FIG. 1.

VPg uridylylation catalyzed by poliovirus (PV-1) or coxsackievirus B3 (CVB3) 3D polymerase using a poliovirus 2C RNA template in the presence of poliovirus 3CD. (A) The sequences of PV-1 and CVB3 VPg proteins are shown. Differences in sequence are underlined. (B) PV-1 VPg uridylylation by PV-1 3D polymerase using a 2C RNA template in the presence of magnesium acetate (lanes 1 and 2) or manganese chloride (lanes 3 and 4). Poliovirus 3CD was absent in lanes 1 and 3 and present in lanes 2 and 4. (C) VPg uridylylation by PV 3D polymerase (lanes 1 to 4) and CVB3 3D polymerase (lanes 5 to 8) using a 2C RNA template; all reactions contained PV 3CD. The identity of the VPg substrate, from PV or CVB3, is indicated.
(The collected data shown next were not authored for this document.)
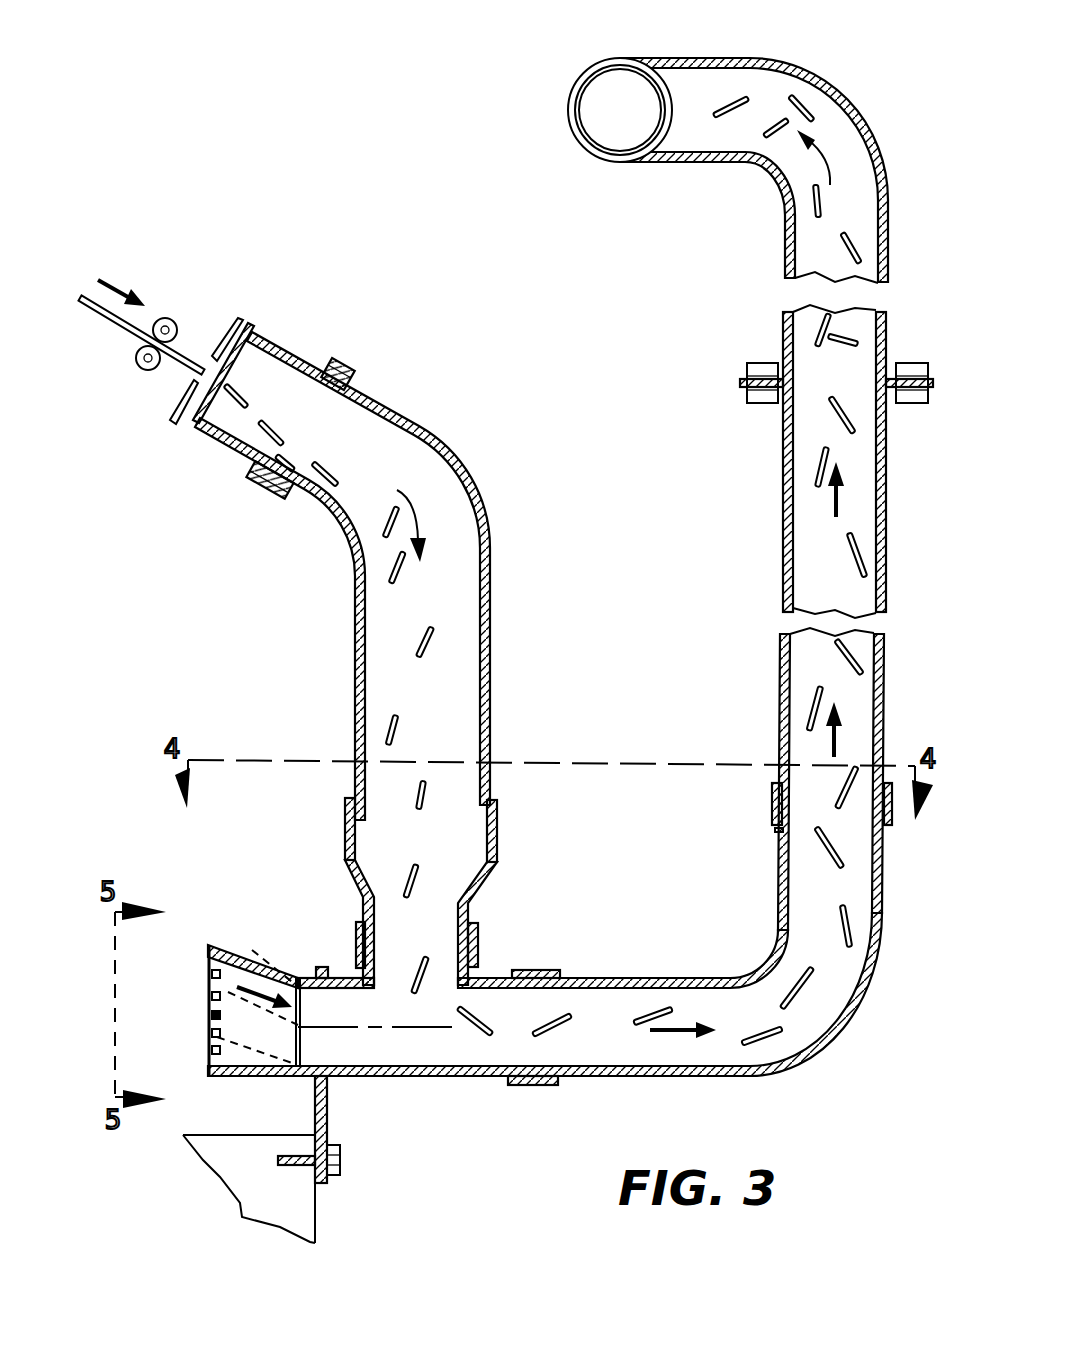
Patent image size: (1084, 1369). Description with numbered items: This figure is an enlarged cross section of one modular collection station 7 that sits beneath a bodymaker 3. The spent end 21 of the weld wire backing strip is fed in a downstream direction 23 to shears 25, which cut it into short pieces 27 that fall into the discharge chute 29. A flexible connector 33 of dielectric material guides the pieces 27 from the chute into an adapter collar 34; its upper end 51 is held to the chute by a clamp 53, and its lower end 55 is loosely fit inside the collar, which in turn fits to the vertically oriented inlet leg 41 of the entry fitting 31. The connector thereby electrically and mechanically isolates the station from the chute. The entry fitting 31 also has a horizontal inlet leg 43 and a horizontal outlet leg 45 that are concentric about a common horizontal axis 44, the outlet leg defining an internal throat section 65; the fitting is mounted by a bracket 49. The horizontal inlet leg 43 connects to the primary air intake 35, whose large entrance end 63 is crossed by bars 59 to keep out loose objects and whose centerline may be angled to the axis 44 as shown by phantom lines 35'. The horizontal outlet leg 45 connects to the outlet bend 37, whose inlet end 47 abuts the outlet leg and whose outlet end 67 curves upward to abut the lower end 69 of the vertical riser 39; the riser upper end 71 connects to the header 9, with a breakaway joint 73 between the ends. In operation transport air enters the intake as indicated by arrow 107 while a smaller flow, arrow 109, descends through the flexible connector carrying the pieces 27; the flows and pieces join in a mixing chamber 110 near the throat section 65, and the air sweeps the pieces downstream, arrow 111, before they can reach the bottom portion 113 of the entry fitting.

The bodymaker 3 is at (328, 1209).
The modular collection station 7 is at (646, 972).
The header 9 is at (566, 103).
The spent end of the weld wire backing strip 21 is at (117, 326).
The downstream direction 23 is at (106, 282).
The shears 25 is at (235, 308).
The pieces of spent weld wire 27 is at (283, 440).
The discharge chute 29 is at (290, 347).
The entry fitting 31 is at (480, 966).
The flexible connector 33 is at (492, 560).
The adapter collar 34 is at (492, 878).
The primary air intake 35 is at (254, 1032).
The angled primary air intake (phantom lines) 35' is at (251, 974).
The outlet bend 37 is at (747, 1084).
The vertical riser 39 is at (770, 670).
The vertically oriented inlet leg 41 is at (462, 954).
The horizontal inlet leg 43 is at (356, 975).
The common horizontal axis 44 is at (360, 1026).
The horizontal outlet leg 45 is at (497, 1078).
The inlet end of the outlet bend 47 is at (556, 1085).
The bracket 49 is at (328, 1112).
The flexible connector upper end 51 is at (300, 498).
The clamp 53 is at (335, 362).
The lower end of the flexible connector 55 is at (488, 818).
The bars 59 is at (214, 995).
The entrance end of the primary air intake 63 is at (209, 1014).
The internal throat section 65 is at (476, 1012).
The outlet end of the outlet bend 67 is at (783, 832).
The lower end of the riser 69 is at (775, 790).
The riser upper end 71 is at (707, 78).
The breakaway joint 73 is at (742, 383).
The transport air arrow 107 is at (243, 985).
The air flow arrow through flexible connector 109 is at (420, 507).
The mixing chamber 110 is at (436, 1057).
The downstream direction arrow 111 is at (652, 1032).
The bottom portion of the entry fitting 113 is at (413, 1077).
Products were digested with RNase A (100 μg/ml, 30°C, 60 min) in even-numbered lanes as indicated. Products were resolved in 12% polyacrylamide-Tris-Tricine gels. The positions of migration of VPg-pUpU and VPg-pU are indicated in both (B) and (C). The identity of VPg-pU and VPg-pUpU were confirmed by RNase and snake venom phosphodiesterase treatment; slightly greater differences in mobility are seen in this gel than in subsequent separations of VPgpU and VPgpUpU.